Sinais e sintomas das queimaduras

Os sinais e sintomas dependem da profundidade da queimadura, classificada em:

  • Queimaduras superficiais: essas queimaduras são avermelhadas, dolorosas e frágeis, embranquecem acentuadamente e amplamente à leve pressão. Não há desenvolvimento de bolhas ou vesículas.

  • Queimaduras de espessura parcial superficial: essas queimaduras embranquecem à pressão e são dolorosas e sensíveis. A formação de vesículas e bolhas ocorre em 24 horas. As bases das vesículas e bolhas são rósea e então desenvolvem exsudato fibrinoso.

  • Queimaduras de espessura parcial profunda: pode ser avermelhadas, esbranquiçadas ou matizadas em vermelho e branco. Não embranquecem e são menos dolorosas e sensíveis do que as queimaduras mais superficiais. Uma alfinetada é frequentemente interpretada como pressão em vez de picada. Há possível formação de bolhas e vesículas; essas queimadura costumam secar.

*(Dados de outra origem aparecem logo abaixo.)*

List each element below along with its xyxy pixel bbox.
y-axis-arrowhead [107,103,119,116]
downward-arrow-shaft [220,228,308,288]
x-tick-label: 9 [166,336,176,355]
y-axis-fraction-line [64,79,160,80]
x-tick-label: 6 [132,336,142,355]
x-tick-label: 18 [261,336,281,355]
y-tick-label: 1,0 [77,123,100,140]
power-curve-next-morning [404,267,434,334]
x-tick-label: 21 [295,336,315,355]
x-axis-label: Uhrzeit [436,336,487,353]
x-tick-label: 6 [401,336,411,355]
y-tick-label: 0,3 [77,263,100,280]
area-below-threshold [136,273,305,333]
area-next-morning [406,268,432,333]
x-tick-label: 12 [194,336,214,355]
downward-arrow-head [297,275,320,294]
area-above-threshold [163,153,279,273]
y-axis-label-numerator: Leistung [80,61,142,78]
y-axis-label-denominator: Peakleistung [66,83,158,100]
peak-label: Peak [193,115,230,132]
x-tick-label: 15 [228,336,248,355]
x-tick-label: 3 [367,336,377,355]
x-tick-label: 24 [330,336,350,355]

  • Queimaduras de espessura total: sem formação de bolhas ou vesículas, podem ser esbranquiçadas e maleáveis, negras e carbonizadas, marrons e coriáceas ou vermelho-brilhantes devido à fixação da hemoglobina na região subdérmica. Queimaduras de espessura total podem simular pele normal, exceto pelo fato de esta não embranquecer à pressão. Queimaduras de toda espessura são, geralmente, hipoanestésicas ou anestésicas. Pelos podem ser facilmente tracionados de seus folículos. Vesículas e bolhas não costumam se desenvolver. Às vezes, as características que diferenciam a queimadura de espessura parcial profunda daquela de espessura total levam 24 a 48 horas para se manifestarem.

Diagnóstico das queimaduras

  • Avaliação clínica da extensão e profundidade da queimadura

  • Testes de laboratório e radiografia do tórax dos pacientes hospitalizados

Localização e profundidade das áreas queimadas são registradas em um diagrama. Presumem-se que queimaduras com aparência compatível tanto com de espessura parcial profunda como de espessura total sejam queimaduras de espessura total.

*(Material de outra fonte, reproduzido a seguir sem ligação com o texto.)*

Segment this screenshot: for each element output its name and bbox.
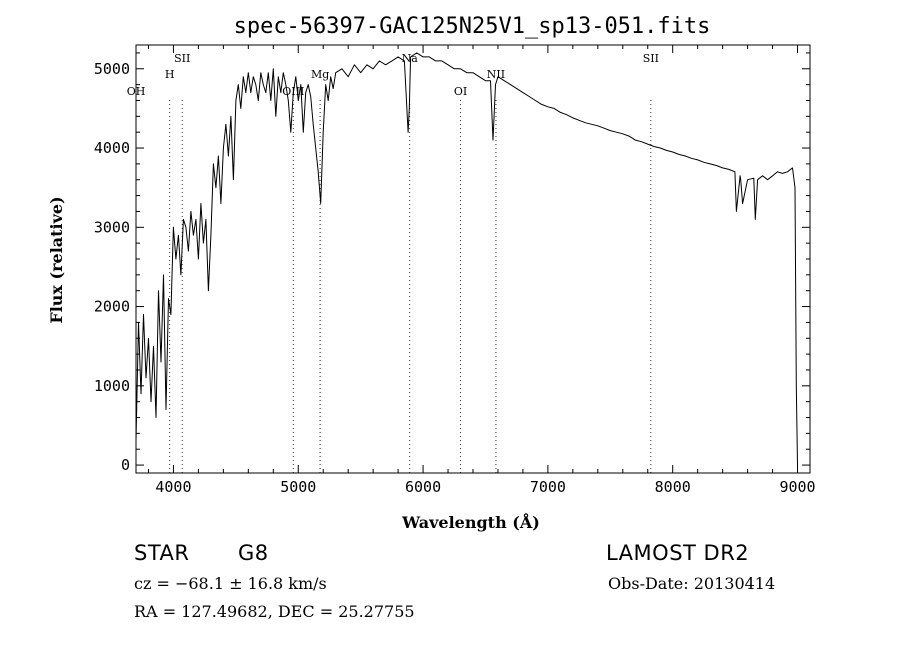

Calcula-se a porcentagem da ASCT envolvida; só são incluídas neste cálculo as queimaduras de espessura parcial ou total (1). Para adultos, estima-se o percentual da ASCT para partes do corpo pela regra dos nove [[A] Regra dos nove (para adultos) e [B] tabela de Lund-Browder [para crianças]]; para queimaduras pequenas e esparsas, as estimativas podem se basear no tamanho da superfície de toda a mão aberta do paciente (não somente da superfície palmar), que é cerca de 1% da área de superfície corporal. O método do tamanho da mão é particularmente útil para calcular a área de superfície queimada queimadura de uma região parcialmente queimada. Por exemplo, se um braço (que representaria 9% se totalmente envolvido) não estiver completamente queimado, pode-se utilizar o tamanho da mão do paciente como um modelo para estimar a extensão das áreas não envolvidas (ou envolvidas) dispersas. A área não envolvida pode ser subtraída da área de 9% do braço para calcular com mais precisão a área de superfície queimada do braço. Crianças têm cabeças proporcionalmente maiores e extremidades menores, assim, estima-se a porcentagem da ASCT de maneira mais precisa utilizando a tabela de Lund-Browder [[A] Regra dos nove (para adultos) e [B] tabela de Lund-Browder [para crianças]].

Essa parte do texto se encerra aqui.